Process
Pairing in Practice
Two Keyboards, Two Mice, One Monitor. This is a little bit of what pairing looks like in practice, constant discussion, trials, rollbacks, re-thinks all looking for a best solution. An all-day coding marathon every day that reduces unwelcome pauses in momentum.
Agreements
Agreements are the lifeblood of pairing. What to work on, how to work it, what to name this, how to solve that, a pair has to agree on everything. If a developer is making decisions without explaining those decisions, without asking for input and without expecting input, then it's not pairing, its soloing. Agreements are everything.
Not all agreements are easy! The time it takes to reach an agreement corresponds with the difficulty of the problem you are trying to solve. But that is where pairing starts to shine. With even moderately difficult problems, pairs discuss the different trade-offs in a joint search for the most elegant and simplest solution. Its a discussion of how things work that might necessitate some research, or a different perspective from a co-worker. If you can agree on how things work (not as easy as it sounds) that creates a platform for solving the problem.
Testing Provides Focus
Pairing works well when both developers are thinking about the same narrow problem set at the same time. The way Hashrocket collects and writes requirements leads directly into writing an automated test that describes a very particular user experience. We focus on one user experience at a time, and writing the automated test for that user experience leads us into writing the code necessary to realize that user experience. This is test first development.
Test first development always starts red. It always starts with a failure, and that's always the first problem you need to solve. And then there's another failure, and another failure and another. Each test provides a goal and each failure is the next step towards reaching that goal. This is incredibly important in pairing as it provides the focus for the pair to think about the same problem at the same time. Without it, each developer will naturally start thinking about different aspects of the system and different use cases. When we lose focus, we lose momentum. Test first development helps guide a pair from the first step to the last and when you're done you have a green test, code to deliver and a victory to celebrate.
Pairing is Intense and Exhausting
It's amazing what kind of energy pairing brings out of both developers. For a pair the day starts with a discussion of how to proceed. And once coding starts, it doesn't stop. It's very rare for a pair to not know what to do next or to become blocked. If I don't have the next line of code at my fingertips, my pair does, and vice versa.

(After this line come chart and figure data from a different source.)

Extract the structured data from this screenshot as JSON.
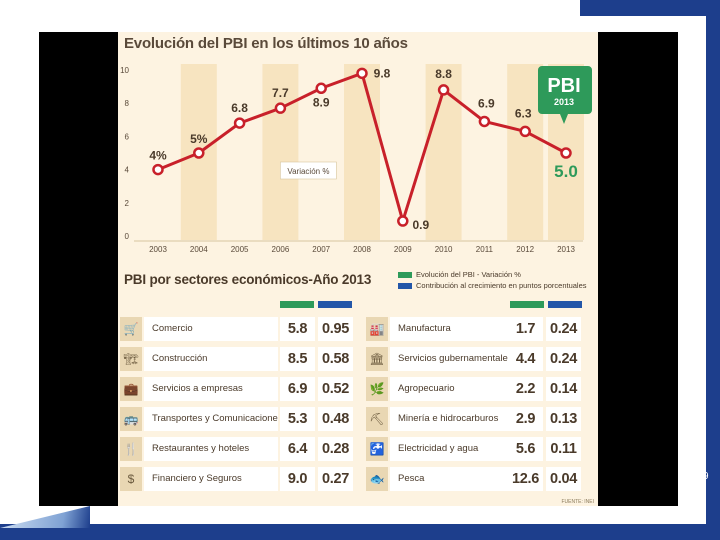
{
  "slide": {
    "number": "9"
  },
  "chart_data": [
    {
      "type": "line",
      "title": "Evolución del PBI en los últimos 10 años",
      "x": [
        "2003",
        "2004",
        "2005",
        "2006",
        "2007",
        "2008",
        "2009",
        "2010",
        "2011",
        "2012",
        "2013"
      ],
      "series": [
        {
          "name": "Variación %",
          "values": [
            4.0,
            5.0,
            6.8,
            7.7,
            8.9,
            9.8,
            0.9,
            8.8,
            6.9,
            6.3,
            5.0
          ]
        }
      ],
      "point_labels": [
        "4%",
        "5%",
        "6.8",
        "7.7",
        "8.9",
        "9.8",
        "0.9",
        "8.8",
        "6.9",
        "6.3",
        "5.0"
      ],
      "y_ticks": [
        "0",
        "2",
        "4",
        "6",
        "8",
        "10"
      ],
      "ylim": [
        0,
        10
      ],
      "series_label": "Variación %",
      "badge": {
        "main": "PBI",
        "year": "2013"
      },
      "colors": {
        "line": "#c8202a",
        "bands": "#f7e4c0",
        "highlight": "#2e9a5a",
        "background": "#fdf3e1"
      }
    },
    {
      "type": "table",
      "title": "PBI por sectores económicos-Año 2013",
      "legend": [
        "Evolución del PBI - Variación %",
        "Contribución al crecimiento en puntos porcentuales"
      ],
      "legend_colors": [
        "#2e9a5a",
        "#2356a8"
      ],
      "left": [
        {
          "icon": "cart-icon",
          "glyph": "🛒",
          "sector": "Comercio",
          "variacion": "5.8",
          "contribucion": "0.95"
        },
        {
          "icon": "building-icon",
          "glyph": "🏗",
          "sector": "Construcción",
          "variacion": "8.5",
          "contribucion": "0.58"
        },
        {
          "icon": "briefcase-icon",
          "glyph": "💼",
          "sector": "Servicios a empresas",
          "variacion": "6.9",
          "contribucion": "0.52"
        },
        {
          "icon": "bus-icon",
          "glyph": "🚌",
          "sector": "Transportes y Comunicaciones",
          "variacion": "5.3",
          "contribucion": "0.48"
        },
        {
          "icon": "utensils-icon",
          "glyph": "🍴",
          "sector": "Restaurantes y hoteles",
          "variacion": "6.4",
          "contribucion": "0.28"
        },
        {
          "icon": "dollar-icon",
          "glyph": "$",
          "sector": "Financiero y Seguros",
          "variacion": "9.0",
          "contribucion": "0.27"
        }
      ],
      "right": [
        {
          "icon": "factory-icon",
          "glyph": "🏭",
          "sector": "Manufactura",
          "variacion": "1.7",
          "contribucion": "0.24"
        },
        {
          "icon": "government-icon",
          "glyph": "🏛",
          "sector": "Servicios gubernamentales",
          "variacion": "4.4",
          "contribucion": "0.24"
        },
        {
          "icon": "leaf-icon",
          "glyph": "🌿",
          "sector": "Agropecuario",
          "variacion": "2.2",
          "contribucion": "0.14"
        },
        {
          "icon": "mining-icon",
          "glyph": "⛏",
          "sector": "Minería e hidrocarburos",
          "variacion": "2.9",
          "contribucion": "0.13"
        },
        {
          "icon": "faucet-icon",
          "glyph": "🚰",
          "sector": "Electricidad y agua",
          "variacion": "5.6",
          "contribucion": "0.11"
        },
        {
          "icon": "fish-icon",
          "glyph": "🐟",
          "sector": "Pesca",
          "variacion": "12.6",
          "contribucion": "0.04"
        }
      ],
      "source": "FUENTE: INEI"
    }
  ]
}
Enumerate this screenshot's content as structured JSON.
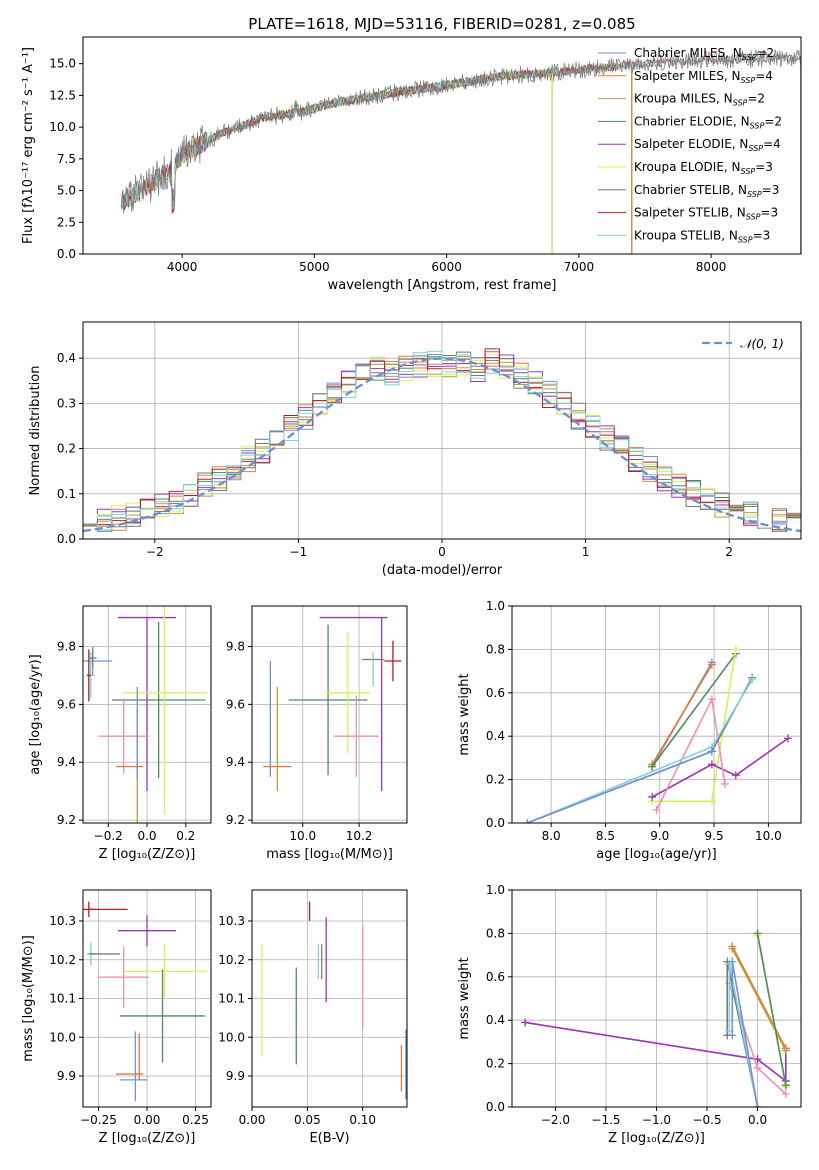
{
  "figure_title": "PLATE=1618, MJD=53116, FIBERID=0281, z=0.085",
  "colors": {
    "chabrier_miles": "#6f93d6",
    "salpeter_miles": "#e07b39",
    "kroupa_miles": "#c8963e",
    "chabrier_elodie": "#4f8a5e",
    "salpeter_elodie": "#9b35b5",
    "kroupa_elodie": "#d8ef5a",
    "chabrier_stelib": "#7a7a7a",
    "salpeter_stelib": "#b32020",
    "kroupa_stelib": "#7ed3dc",
    "pink": "#ee8fb6",
    "normal": "#6a8fd6"
  },
  "chart_data": [
    {
      "id": "spectrum",
      "type": "line",
      "xlabel": "wavelength [Angstrom, rest frame]",
      "ylabel": "Flux [fλ10⁻¹⁷ erg cm⁻² s⁻¹ A⁻¹]",
      "xlim": [
        3250,
        8680
      ],
      "ylim": [
        0,
        17.1
      ],
      "xticks": [
        4000,
        5000,
        6000,
        7000,
        8000
      ],
      "yticks": [
        0.0,
        2.5,
        5.0,
        7.5,
        10.0,
        12.5,
        15.0
      ],
      "grid": false,
      "legend_position": "right",
      "legend": [
        {
          "label": "Chabrier MILES, N",
          "sub": "SSP",
          "suffix": "=2",
          "color": "chabrier_miles"
        },
        {
          "label": "Salpeter MILES, N",
          "sub": "SSP",
          "suffix": "=4",
          "color": "salpeter_miles"
        },
        {
          "label": "Kroupa MILES, N",
          "sub": "SSP",
          "suffix": "=2",
          "color": "kroupa_miles"
        },
        {
          "label": "Chabrier ELODIE, N",
          "sub": "SSP",
          "suffix": "=2",
          "color": "chabrier_elodie"
        },
        {
          "label": "Salpeter ELODIE, N",
          "sub": "SSP",
          "suffix": "=4",
          "color": "salpeter_elodie"
        },
        {
          "label": "Kroupa ELODIE, N",
          "sub": "SSP",
          "suffix": "=3",
          "color": "kroupa_elodie"
        },
        {
          "label": "Chabrier STELIB, N",
          "sub": "SSP",
          "suffix": "=3",
          "color": "chabrier_stelib"
        },
        {
          "label": "Salpeter STELIB, N",
          "sub": "SSP",
          "suffix": "=3",
          "color": "salpeter_stelib"
        },
        {
          "label": "Kroupa STELIB, N",
          "sub": "SSP",
          "suffix": "=3",
          "color": "kroupa_stelib"
        }
      ],
      "continuum": [
        [
          3530,
          4.0
        ],
        [
          3700,
          5.0
        ],
        [
          3900,
          6.6
        ],
        [
          4050,
          8.2
        ],
        [
          4300,
          9.5
        ],
        [
          4600,
          10.7
        ],
        [
          4900,
          11.2
        ],
        [
          5200,
          12.0
        ],
        [
          5600,
          12.7
        ],
        [
          6000,
          13.3
        ],
        [
          6400,
          14.0
        ],
        [
          6800,
          14.3
        ],
        [
          7200,
          14.7
        ],
        [
          7600,
          15.1
        ],
        [
          8000,
          15.3
        ],
        [
          8400,
          15.4
        ],
        [
          8680,
          15.5
        ]
      ],
      "model_ranges": [
        {
          "model": "chabrier_miles",
          "x": [
            3540,
            7400
          ]
        },
        {
          "model": "salpeter_miles",
          "x": [
            3540,
            7400
          ]
        },
        {
          "model": "kroupa_miles",
          "x": [
            3540,
            7400
          ]
        },
        {
          "model": "chabrier_elodie",
          "x": [
            3900,
            6800
          ]
        },
        {
          "model": "salpeter_elodie",
          "x": [
            3900,
            6800
          ]
        },
        {
          "model": "kroupa_elodie",
          "x": [
            3900,
            6800
          ]
        },
        {
          "model": "chabrier_stelib",
          "x": [
            3540,
            8680
          ]
        },
        {
          "model": "salpeter_stelib",
          "x": [
            3540,
            8680
          ]
        },
        {
          "model": "kroupa_stelib",
          "x": [
            3540,
            8680
          ]
        }
      ]
    },
    {
      "id": "residuals",
      "type": "step",
      "xlabel": "(data-model)/error",
      "ylabel": "Normed distribution",
      "xlim": [
        -2.5,
        2.5
      ],
      "ylim": [
        0,
        0.48
      ],
      "xticks": [
        -2,
        -1,
        0,
        1,
        2
      ],
      "yticks": [
        0.0,
        0.1,
        0.2,
        0.3,
        0.4
      ],
      "grid": true,
      "legend_position": "top-right",
      "legend": [
        {
          "label": "𝒩(0, 1)",
          "color": "normal",
          "style": "dashed"
        }
      ],
      "bin_edges": {
        "start": -2.5,
        "width": 0.1,
        "count": 50
      },
      "histogram_models": [
        "chabrier_miles",
        "salpeter_miles",
        "kroupa_miles",
        "chabrier_elodie",
        "salpeter_elodie",
        "kroupa_elodie",
        "chabrier_stelib",
        "salpeter_stelib",
        "kroupa_stelib"
      ],
      "gaussian": {
        "mu": 0,
        "sigma": 1
      }
    },
    {
      "id": "z_age",
      "type": "errorbar",
      "xlabel": "Z [log₁₀(Z/Z⊙)]",
      "ylabel": "age  [log₁₀(age/yr)]",
      "xlim": [
        -0.33,
        0.33
      ],
      "ylim": [
        9.19,
        9.94
      ],
      "xticks": [
        -0.2,
        0.0,
        0.2
      ],
      "yticks": [
        9.2,
        9.4,
        9.6,
        9.8
      ],
      "grid": true,
      "points": [
        {
          "model": "chabrier_miles",
          "x": -0.28,
          "y": 9.75,
          "xerr": 0.1,
          "yerr": 0.05
        },
        {
          "model": "kroupa_stelib",
          "x": -0.29,
          "y": 9.7,
          "xerr": 0.02,
          "yerr": 0.08
        },
        {
          "model": "salpeter_stelib",
          "x": -0.3,
          "y": 9.7,
          "xerr": 0.01,
          "yerr": 0.09
        },
        {
          "model": "chabrier_stelib",
          "x": -0.28,
          "y": 9.76,
          "xerr": 0.02,
          "yerr": 0.03
        },
        {
          "model": "salpeter_elodie",
          "x": 0.0,
          "y": 9.9,
          "xerr": 0.15,
          "yerr": 0.0
        },
        {
          "model": "salpeter_elodie",
          "x": 0.0,
          "y": 9.6,
          "xerr": 0.0,
          "yerr": 0.3
        },
        {
          "model": "chabrier_elodie",
          "x": 0.06,
          "y": 9.615,
          "xerr": 0.24,
          "yerr": 0.27
        },
        {
          "model": "kroupa_elodie",
          "x": 0.09,
          "y": 9.64,
          "xerr": 0.22,
          "yerr": 0.42
        },
        {
          "model": "pink",
          "x": -0.12,
          "y": 9.49,
          "xerr": 0.13,
          "yerr": 0.13
        },
        {
          "model": "salpeter_miles",
          "x": -0.09,
          "y": 9.385,
          "xerr": 0.07,
          "yerr": 0.0
        },
        {
          "model": "kroupa_miles",
          "x": -0.05,
          "y": 9.385,
          "xerr": 0.0,
          "yerr": 0.2
        },
        {
          "model": "chabrier_miles",
          "x": -0.05,
          "y": 9.5,
          "xerr": 0.0,
          "yerr": 0.16
        }
      ]
    },
    {
      "id": "mass_age",
      "type": "errorbar",
      "xlabel": "mass [log₁₀(M/M⊙)]",
      "ylabel": "",
      "xlim": [
        9.82,
        10.37
      ],
      "ylim": [
        9.19,
        9.94
      ],
      "xticks": [
        10.0,
        10.2
      ],
      "yticks": [
        9.2,
        9.4,
        9.6,
        9.8
      ],
      "grid": true,
      "points": [
        {
          "model": "salpeter_elodie",
          "x": 10.18,
          "y": 9.9,
          "xerr": 0.12,
          "yerr": 0.0
        },
        {
          "model": "salpeter_elodie",
          "x": 10.28,
          "y": 9.6,
          "xerr": 0.0,
          "yerr": 0.3
        },
        {
          "model": "chabrier_elodie",
          "x": 10.09,
          "y": 9.615,
          "xerr": 0.14,
          "yerr": 0.26
        },
        {
          "model": "kroupa_elodie",
          "x": 10.16,
          "y": 9.64,
          "xerr": 0.08,
          "yerr": 0.21
        },
        {
          "model": "pink",
          "x": 10.19,
          "y": 9.49,
          "xerr": 0.08,
          "yerr": 0.14
        },
        {
          "model": "salpeter_stelib",
          "x": 10.32,
          "y": 9.75,
          "xerr": 0.03,
          "yerr": 0.07
        },
        {
          "model": "chabrier_stelib",
          "x": 10.25,
          "y": 9.755,
          "xerr": 0.04,
          "yerr": 0.0
        },
        {
          "model": "kroupa_stelib",
          "x": 10.25,
          "y": 9.72,
          "xerr": 0.0,
          "yerr": 0.06
        },
        {
          "model": "chabrier_miles",
          "x": 9.885,
          "y": 9.55,
          "xerr": 0.0,
          "yerr": 0.2
        },
        {
          "model": "salpeter_miles",
          "x": 9.91,
          "y": 9.385,
          "xerr": 0.05,
          "yerr": 0.0
        },
        {
          "model": "kroupa_miles",
          "x": 9.91,
          "y": 9.48,
          "xerr": 0.0,
          "yerr": 0.18
        }
      ]
    },
    {
      "id": "age_weight",
      "type": "line",
      "xlabel": "age  [log₁₀(age/yr)]",
      "ylabel": "mass weight",
      "xlim": [
        7.64,
        10.3
      ],
      "ylim": [
        0.0,
        1.0
      ],
      "xticks": [
        8.0,
        8.5,
        9.0,
        9.5,
        10.0
      ],
      "yticks": [
        0.0,
        0.2,
        0.4,
        0.6,
        0.8,
        1.0
      ],
      "grid": true,
      "series": [
        {
          "model": "chabrier_miles",
          "x": [
            8.93,
            9.48
          ],
          "y": [
            0.26,
            0.74
          ]
        },
        {
          "model": "salpeter_miles",
          "x": [
            8.93,
            9.48
          ],
          "y": [
            0.27,
            0.73
          ]
        },
        {
          "model": "chabrier_elodie",
          "x": [
            8.93,
            9.7
          ],
          "y": [
            0.26,
            0.78
          ]
        },
        {
          "model": "kroupa_elodie",
          "x": [
            8.93,
            9.48,
            9.7
          ],
          "y": [
            0.1,
            0.1,
            0.8
          ]
        },
        {
          "model": "salpeter_elodie",
          "x": [
            8.93,
            9.48,
            9.7,
            10.18
          ],
          "y": [
            0.12,
            0.27,
            0.22,
            0.39
          ]
        },
        {
          "model": "pink",
          "x": [
            8.97,
            9.48,
            9.6
          ],
          "y": [
            0.06,
            0.57,
            0.18
          ]
        },
        {
          "model": "chabrier_stelib",
          "x": [
            7.78,
            9.48,
            9.85
          ],
          "y": [
            0.0,
            0.33,
            0.67
          ]
        },
        {
          "model": "kroupa_stelib",
          "x": [
            7.78,
            9.48,
            9.85
          ],
          "y": [
            0.0,
            0.35,
            0.66
          ]
        },
        {
          "model": "chabrier_miles",
          "x": [
            7.78,
            9.48
          ],
          "y": [
            0.0,
            0.33
          ]
        }
      ]
    },
    {
      "id": "z_mass",
      "type": "errorbar",
      "xlabel": "Z [log₁₀(Z/Z⊙)]",
      "ylabel": "mass [log₁₀(M/M⊙)]",
      "xlim": [
        -0.33,
        0.33
      ],
      "ylim": [
        9.82,
        10.38
      ],
      "xticks": [
        -0.25,
        0.0,
        0.25
      ],
      "yticks": [
        9.9,
        10.0,
        10.1,
        10.2,
        10.3
      ],
      "grid": true,
      "points": [
        {
          "model": "salpeter_stelib",
          "x": -0.3,
          "y": 10.33,
          "xerr": 0.03,
          "yerr": 0.02
        },
        {
          "model": "salpeter_stelib",
          "x": -0.2,
          "y": 10.33,
          "xerr": 0.1,
          "yerr": 0.0
        },
        {
          "model": "salpeter_elodie",
          "x": 0.0,
          "y": 10.275,
          "xerr": 0.15,
          "yerr": 0.04
        },
        {
          "model": "kroupa_stelib",
          "x": -0.29,
          "y": 10.215,
          "xerr": 0.02,
          "yerr": 0.03
        },
        {
          "model": "chabrier_stelib",
          "x": -0.22,
          "y": 10.215,
          "xerr": 0.08,
          "yerr": 0.0
        },
        {
          "model": "pink",
          "x": -0.12,
          "y": 10.155,
          "xerr": 0.13,
          "yerr": 0.08
        },
        {
          "model": "kroupa_elodie",
          "x": 0.09,
          "y": 10.17,
          "xerr": 0.22,
          "yerr": 0.07
        },
        {
          "model": "chabrier_elodie",
          "x": 0.08,
          "y": 10.055,
          "xerr": 0.22,
          "yerr": 0.12
        },
        {
          "model": "chabrier_miles",
          "x": -0.07,
          "y": 9.89,
          "xerr": 0.07,
          "yerr": 0.0
        },
        {
          "model": "chabrier_miles",
          "x": -0.06,
          "y": 9.925,
          "xerr": 0.0,
          "yerr": 0.09
        },
        {
          "model": "salpeter_miles",
          "x": -0.09,
          "y": 9.905,
          "xerr": 0.07,
          "yerr": 0.0
        },
        {
          "model": "salpeter_miles",
          "x": -0.04,
          "y": 9.95,
          "xerr": 0.0,
          "yerr": 0.06
        }
      ]
    },
    {
      "id": "ebv_mass",
      "type": "errorbar",
      "xlabel": "E(B-V)",
      "ylabel": "",
      "xlim": [
        0.0,
        0.14
      ],
      "ylim": [
        9.82,
        10.38
      ],
      "xticks": [
        0.0,
        0.05,
        0.1
      ],
      "yticks": [
        9.9,
        10.0,
        10.1,
        10.2,
        10.3
      ],
      "grid": true,
      "points": [
        {
          "model": "kroupa_elodie",
          "x": 0.009,
          "y": 10.095,
          "xerr": 0.0,
          "yerr": 0.145
        },
        {
          "model": "chabrier_elodie",
          "x": 0.04,
          "y": 10.055,
          "xerr": 0.0,
          "yerr": 0.125
        },
        {
          "model": "salpeter_stelib",
          "x": 0.052,
          "y": 10.325,
          "xerr": 0.0,
          "yerr": 0.025
        },
        {
          "model": "kroupa_stelib",
          "x": 0.06,
          "y": 10.195,
          "xerr": 0.0,
          "yerr": 0.045
        },
        {
          "model": "chabrier_stelib",
          "x": 0.063,
          "y": 10.195,
          "xerr": 0.0,
          "yerr": 0.045
        },
        {
          "model": "salpeter_elodie",
          "x": 0.067,
          "y": 10.2,
          "xerr": 0.0,
          "yerr": 0.11
        },
        {
          "model": "pink",
          "x": 0.1,
          "y": 10.155,
          "xerr": 0.0,
          "yerr": 0.135
        },
        {
          "model": "salpeter_miles",
          "x": 0.135,
          "y": 9.92,
          "xerr": 0.0,
          "yerr": 0.06
        },
        {
          "model": "chabrier_miles",
          "x": 0.139,
          "y": 9.93,
          "xerr": 0.0,
          "yerr": 0.09
        }
      ]
    },
    {
      "id": "z_weight",
      "type": "line",
      "xlabel": "Z [log₁₀(Z/Z⊙)]",
      "ylabel": "mass weight",
      "xlim": [
        -2.43,
        0.43
      ],
      "ylim": [
        0.0,
        1.0
      ],
      "xticks": [
        -2.0,
        -1.5,
        -1.0,
        -0.5,
        0.0
      ],
      "yticks": [
        0.0,
        0.2,
        0.4,
        0.6,
        0.8,
        1.0
      ],
      "grid": true,
      "series": [
        {
          "model": "salpeter_elodie",
          "x": [
            -2.3,
            0.0,
            0.28,
            0.28
          ],
          "y": [
            0.39,
            0.22,
            0.12,
            0.27
          ]
        },
        {
          "model": "salpeter_miles",
          "x": [
            -0.25,
            0.28
          ],
          "y": [
            0.74,
            0.27
          ]
        },
        {
          "model": "kroupa_miles",
          "x": [
            -0.25,
            0.28
          ],
          "y": [
            0.73,
            0.26
          ]
        },
        {
          "model": "kroupa_elodie",
          "x": [
            0.0,
            0.0,
            0.28,
            0.28
          ],
          "y": [
            0.8,
            0.79,
            0.1,
            0.09
          ]
        },
        {
          "model": "chabrier_elodie",
          "x": [
            0.0,
            0.28
          ],
          "y": [
            0.8,
            0.1
          ]
        },
        {
          "model": "pink",
          "x": [
            -0.28,
            0.0,
            0.28
          ],
          "y": [
            0.57,
            0.18,
            0.06
          ]
        },
        {
          "model": "chabrier_stelib",
          "x": [
            -0.3,
            -0.3,
            0.0
          ],
          "y": [
            0.33,
            0.67,
            0.0
          ]
        },
        {
          "model": "kroupa_stelib",
          "x": [
            -0.28,
            -0.28,
            0.0
          ],
          "y": [
            0.35,
            0.66,
            0.0
          ]
        },
        {
          "model": "chabrier_miles",
          "x": [
            -0.25,
            -0.25,
            0.0
          ],
          "y": [
            0.33,
            0.67,
            0.0
          ]
        }
      ]
    }
  ]
}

Maybe because it's easier to think about the next step when you're not typing, or its easy to think about the implications of what's being written as its being written. And when as a pair you reach a point where you don't know what to do next, well, that starts a new discussion!
When I first started, this constant discussion about what to do and how to do it wore me out! I would come home exhausted every single day in a way I hadn't experienced since I worked in a greenhouse picking lettuce as a teenager. Over time I got used to it, developers can build up a tolerance for communication and structured decision making.
Multi-Tasking is Concurrent
Having one set of hands on the keyboard at all times frees the other set of hands to take care of other tasks without stopping momentum. Throughout the day we communicate with stakeholders, ask other developers questions and check-in with our project manager, all of which can occur while still developing. Searching for technical answers on the internet is another thing that can be done concurrently. I can look through the Rails docs to determine what obscure arguments of obscure methods do while my pair focuses on the programming task at hand.
Being able to do two things at once has obvious time saving benefits, but the greatest benefit is maintaining context on a particular problem. Tough problem sets involve many different variables and loading those into your head is part of solving the problem. When pairing, there is less risk of losing the problem set (a phenomenon called context switching) when engaging with a different problem. This enables us to solve problems faster and be responsive communicators which helps our team members do their own jobs better. Pair multi-tasking enables to maintain focus as a whole.
In Conclusion
This is what its like to pair program on a regular basis, I hope it provides some insight into how pairing works at Hashrocket.